Como é possível testar-se toda a gente menos os médicos e enfermeiros?

A comissária europeia da Saúde, Stella Kiryakides, disse ontem com total clareza que estamos a viver os dias decisivos para conseguir aguentar a pandemia dentro de controlo na Europa. Porque, tudo indica, a situação de contágio é de tal forma grave (sobretudo por via dos assintomáticos) que ninguém sabe ao certo o que pode acontecer nos hospitais. França bateu ontem o recorde, com mil pessoas internadas nas unidades de cuidados intensivos (UCI), e o Reino Unido está no mesmo caminho. Madrid está já no limite da capacidade de resposta nas UCI. A curva de internamentos na Europa não para de crescer. A espiral é fortíssima, quase exponencial. Ninguém consegue avançar um antídoto, até porque o confinamento também mata.

Neste contexto grave, retomo uma perplexidade: estamos a testar mais de 20 mil pessoas por dia em Portugal. Procuramos de linhas ativas de contágio e assintomáticos por todo o lado. No futebol, por exemplo, testam-se os intervenientes todas as semanas. Nas universidades começam a surgir testes aleatórios (por exemplo, em Coimbra) para evitar a propagação silenciosa. Mas... e nos hospitais... não se testa ninguém?

Médicos, enfermeiros e restante pessoal de apoio vivem diariamente nas instalações onde as situações mais graves desaguam. Ora, como é possível não se testarem os profissionais de saúde e a comunidade hospitalar?

Não há nenhuma explicação lógica para algo assim. Exceto uma: o Ministério da Saúde não querer correr o risco de ter menos profissionais a trabalhar - preferindo que eles tenham covid, mas estejam presentes. É até difícil escrever isto mas, por mais voltas que se dê, não se consegue encontrar uma outra razão. E isso é sinistro.

Factos: em mais de 20 mil testes diários não há dinheiro para testar as equipas hospitalares uma vez por mês (ou quinzenalmente)? Não pode ser esta a razão.

Uma outra hipótese: o Governo tem sido pressionadíssimo para diminuir as listas de espera dos doentes não-covid dado que os meses de confinamento aumentaram significativamente as mortes não rastreadas. Em Portugal a média de óbitos é superior a 300 casos diários, mas o primeiro semestre trouxe mais de cinco mil óbitos extra (mesmo tendo já em conta os 1500 covid à data do fim de junho).

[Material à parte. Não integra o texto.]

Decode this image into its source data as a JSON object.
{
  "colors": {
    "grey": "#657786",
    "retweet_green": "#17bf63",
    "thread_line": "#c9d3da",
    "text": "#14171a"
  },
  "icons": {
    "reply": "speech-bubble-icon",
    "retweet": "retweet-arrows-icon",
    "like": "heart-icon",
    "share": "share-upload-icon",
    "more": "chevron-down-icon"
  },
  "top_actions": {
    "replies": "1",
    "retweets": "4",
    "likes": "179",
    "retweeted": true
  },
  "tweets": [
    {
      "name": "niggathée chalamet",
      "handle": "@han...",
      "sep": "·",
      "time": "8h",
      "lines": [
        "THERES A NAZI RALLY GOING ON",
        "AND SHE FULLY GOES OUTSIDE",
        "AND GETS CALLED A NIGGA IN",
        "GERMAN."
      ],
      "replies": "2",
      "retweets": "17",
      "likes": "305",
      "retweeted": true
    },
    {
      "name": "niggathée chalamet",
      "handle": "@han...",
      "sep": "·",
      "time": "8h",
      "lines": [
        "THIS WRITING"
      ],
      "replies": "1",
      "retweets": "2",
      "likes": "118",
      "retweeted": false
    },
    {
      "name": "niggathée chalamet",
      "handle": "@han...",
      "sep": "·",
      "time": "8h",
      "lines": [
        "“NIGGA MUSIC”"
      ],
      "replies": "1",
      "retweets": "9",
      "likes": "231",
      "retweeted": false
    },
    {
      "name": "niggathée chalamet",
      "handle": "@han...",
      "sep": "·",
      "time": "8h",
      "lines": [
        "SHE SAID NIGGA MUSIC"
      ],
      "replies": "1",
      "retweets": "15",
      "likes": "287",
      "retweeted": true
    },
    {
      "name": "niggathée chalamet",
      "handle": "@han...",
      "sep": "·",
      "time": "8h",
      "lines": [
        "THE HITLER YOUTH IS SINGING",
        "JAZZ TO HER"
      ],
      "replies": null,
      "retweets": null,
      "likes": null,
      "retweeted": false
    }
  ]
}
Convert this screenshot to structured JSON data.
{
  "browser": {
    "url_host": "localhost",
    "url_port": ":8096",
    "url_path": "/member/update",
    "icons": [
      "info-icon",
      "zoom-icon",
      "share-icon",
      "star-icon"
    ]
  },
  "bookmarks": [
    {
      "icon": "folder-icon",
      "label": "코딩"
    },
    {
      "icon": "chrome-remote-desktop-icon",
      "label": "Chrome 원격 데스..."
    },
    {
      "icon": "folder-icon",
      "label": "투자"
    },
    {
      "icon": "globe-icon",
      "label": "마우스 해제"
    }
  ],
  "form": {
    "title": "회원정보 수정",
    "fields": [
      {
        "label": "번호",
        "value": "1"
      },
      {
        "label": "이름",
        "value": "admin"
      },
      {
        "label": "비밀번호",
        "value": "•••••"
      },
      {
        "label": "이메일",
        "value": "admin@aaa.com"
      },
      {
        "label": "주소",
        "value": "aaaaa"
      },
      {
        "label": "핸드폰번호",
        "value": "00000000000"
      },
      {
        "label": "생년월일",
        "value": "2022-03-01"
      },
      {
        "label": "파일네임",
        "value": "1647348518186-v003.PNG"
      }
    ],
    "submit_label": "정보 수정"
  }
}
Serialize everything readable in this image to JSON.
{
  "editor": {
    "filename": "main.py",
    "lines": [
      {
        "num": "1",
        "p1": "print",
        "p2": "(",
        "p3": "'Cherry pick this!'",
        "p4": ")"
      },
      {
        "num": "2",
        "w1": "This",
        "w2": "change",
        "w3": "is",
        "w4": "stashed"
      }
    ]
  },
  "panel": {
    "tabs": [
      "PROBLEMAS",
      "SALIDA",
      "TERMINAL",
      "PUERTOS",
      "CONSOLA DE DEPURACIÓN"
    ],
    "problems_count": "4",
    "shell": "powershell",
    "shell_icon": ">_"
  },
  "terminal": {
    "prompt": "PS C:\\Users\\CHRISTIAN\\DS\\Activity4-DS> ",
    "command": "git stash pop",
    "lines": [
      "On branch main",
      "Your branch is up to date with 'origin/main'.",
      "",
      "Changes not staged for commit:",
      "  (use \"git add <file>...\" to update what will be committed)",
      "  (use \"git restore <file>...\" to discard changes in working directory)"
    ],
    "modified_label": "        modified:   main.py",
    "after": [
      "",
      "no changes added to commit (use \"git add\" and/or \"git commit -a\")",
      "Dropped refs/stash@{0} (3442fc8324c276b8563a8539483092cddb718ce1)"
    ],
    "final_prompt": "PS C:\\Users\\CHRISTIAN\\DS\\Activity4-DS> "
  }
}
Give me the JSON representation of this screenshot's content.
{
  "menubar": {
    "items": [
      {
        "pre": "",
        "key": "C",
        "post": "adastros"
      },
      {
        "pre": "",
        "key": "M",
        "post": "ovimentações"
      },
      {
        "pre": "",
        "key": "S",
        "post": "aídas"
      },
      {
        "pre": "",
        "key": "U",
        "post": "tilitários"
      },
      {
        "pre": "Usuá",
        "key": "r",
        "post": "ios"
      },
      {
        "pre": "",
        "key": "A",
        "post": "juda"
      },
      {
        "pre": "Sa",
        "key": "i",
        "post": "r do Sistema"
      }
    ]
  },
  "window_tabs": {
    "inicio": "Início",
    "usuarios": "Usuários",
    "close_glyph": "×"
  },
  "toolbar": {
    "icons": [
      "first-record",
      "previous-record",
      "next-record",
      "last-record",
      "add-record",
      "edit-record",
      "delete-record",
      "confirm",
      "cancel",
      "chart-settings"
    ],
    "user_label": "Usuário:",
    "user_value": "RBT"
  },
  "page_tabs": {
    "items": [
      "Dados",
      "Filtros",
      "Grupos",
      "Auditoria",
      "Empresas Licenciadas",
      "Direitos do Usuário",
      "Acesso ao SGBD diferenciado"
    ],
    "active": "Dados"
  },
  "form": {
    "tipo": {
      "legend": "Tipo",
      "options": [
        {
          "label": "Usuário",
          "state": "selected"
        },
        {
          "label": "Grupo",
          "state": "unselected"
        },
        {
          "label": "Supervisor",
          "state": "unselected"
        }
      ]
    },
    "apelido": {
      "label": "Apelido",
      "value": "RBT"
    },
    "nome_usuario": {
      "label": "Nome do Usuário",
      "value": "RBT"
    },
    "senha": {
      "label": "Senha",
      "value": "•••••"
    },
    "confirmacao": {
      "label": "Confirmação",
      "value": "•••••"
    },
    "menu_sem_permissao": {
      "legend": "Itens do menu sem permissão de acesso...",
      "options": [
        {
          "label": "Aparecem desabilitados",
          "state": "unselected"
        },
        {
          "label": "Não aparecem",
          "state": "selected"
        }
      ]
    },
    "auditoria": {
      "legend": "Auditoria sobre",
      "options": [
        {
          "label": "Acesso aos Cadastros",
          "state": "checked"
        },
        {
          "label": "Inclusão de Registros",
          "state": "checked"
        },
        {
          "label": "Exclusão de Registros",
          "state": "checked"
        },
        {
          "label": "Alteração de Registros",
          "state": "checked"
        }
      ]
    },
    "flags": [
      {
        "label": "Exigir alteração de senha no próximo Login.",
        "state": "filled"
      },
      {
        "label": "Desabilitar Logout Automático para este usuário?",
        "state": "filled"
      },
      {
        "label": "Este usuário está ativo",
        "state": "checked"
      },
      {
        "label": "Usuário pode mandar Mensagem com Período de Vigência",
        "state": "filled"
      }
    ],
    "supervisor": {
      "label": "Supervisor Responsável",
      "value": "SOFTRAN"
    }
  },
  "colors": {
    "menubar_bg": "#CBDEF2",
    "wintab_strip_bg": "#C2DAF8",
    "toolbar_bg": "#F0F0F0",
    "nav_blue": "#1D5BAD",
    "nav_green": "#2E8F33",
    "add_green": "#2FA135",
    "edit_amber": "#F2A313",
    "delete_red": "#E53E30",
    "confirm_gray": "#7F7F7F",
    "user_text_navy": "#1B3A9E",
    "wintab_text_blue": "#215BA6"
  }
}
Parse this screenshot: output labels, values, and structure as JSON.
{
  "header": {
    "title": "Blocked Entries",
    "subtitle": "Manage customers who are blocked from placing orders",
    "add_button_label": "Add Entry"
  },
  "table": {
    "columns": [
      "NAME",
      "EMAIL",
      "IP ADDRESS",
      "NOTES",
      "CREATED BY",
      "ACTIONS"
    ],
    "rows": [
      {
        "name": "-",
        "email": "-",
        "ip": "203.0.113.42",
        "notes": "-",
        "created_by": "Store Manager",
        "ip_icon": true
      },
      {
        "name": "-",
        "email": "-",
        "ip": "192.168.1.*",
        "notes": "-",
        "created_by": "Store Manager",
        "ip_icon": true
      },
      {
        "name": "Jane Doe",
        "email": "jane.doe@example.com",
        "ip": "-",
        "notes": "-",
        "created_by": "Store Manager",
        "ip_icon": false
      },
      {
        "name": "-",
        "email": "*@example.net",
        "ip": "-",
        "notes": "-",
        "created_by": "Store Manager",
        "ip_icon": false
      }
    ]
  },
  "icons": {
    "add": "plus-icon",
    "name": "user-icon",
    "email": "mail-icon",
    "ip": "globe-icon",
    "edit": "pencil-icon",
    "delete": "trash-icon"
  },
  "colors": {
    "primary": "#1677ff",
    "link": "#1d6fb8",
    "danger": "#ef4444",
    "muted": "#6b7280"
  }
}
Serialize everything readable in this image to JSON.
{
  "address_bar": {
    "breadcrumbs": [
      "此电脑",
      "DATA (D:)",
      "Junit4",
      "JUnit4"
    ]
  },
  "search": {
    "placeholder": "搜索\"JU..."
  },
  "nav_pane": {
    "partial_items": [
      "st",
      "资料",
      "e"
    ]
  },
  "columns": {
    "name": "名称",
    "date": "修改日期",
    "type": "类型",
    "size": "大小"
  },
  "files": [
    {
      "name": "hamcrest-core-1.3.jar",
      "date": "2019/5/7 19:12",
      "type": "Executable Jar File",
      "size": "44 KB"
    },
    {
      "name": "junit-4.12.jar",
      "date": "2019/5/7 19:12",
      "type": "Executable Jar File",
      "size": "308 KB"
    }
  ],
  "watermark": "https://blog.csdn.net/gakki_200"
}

Assim sendo, médicos ou enfermeiros testados com diagnóstico positivo (mesmo que assintomáticos) significam equipas em risco, adiamento de cirurgias, mais colapsos nas consultas e nos serviços.

Para não contratar mais equipas em redundância, o Ministério da Saúde prefere não saber se aqueles profissionais estão em condições de manterem o atendimento. E assim se chega ao Outono sem um processo claro sobre quem já teve covid e quem não teve - informação essencial para esses profissionais e as suas famílias, quase todas elas inseridas em comunidades profissionais e escolares.

O Ministério da Saúde, em nome da eficácia, rigor e exemplo, não pode deixar de testar os seus profissionais - e, aliás, impor o mesmo critério aos hospitais privados.

Durante a primeira vaga, os portugueses fugiram dos hospitais com a noção de que é o local onde há a maior probabilidade de se contrair covid. Essa ideia não nasceu agora, mas nos anos antecedentes, por via da disseminação muito frequente de infeções hospitalares. Foi-se estabelecendo a ideia de que se vai ao hospital como uma doença e corre-se o risco de se trazer outra.

Sem um novo patamar de confiança nas equipas e nas instalações do SNS, as pessoas continuarão a evitar a ida aos serviços de saúde públicos durante a pandemia. Por causa disso morrerão mais, como aconteceu na primeira vaga.

O Ministério da Saúde tem de tornar claro para os portugueses de que há um processo de higienização rigoroso dos hospitais e de que o pessoal médico está "limpo". Ir ao hospital tem de ser seguro. Esta comunicação é decisiva. Seis meses depois do início desta pandemia, estarmos ainda neste ponto, é absolutamente lamentável. E isto paga-se com vidas.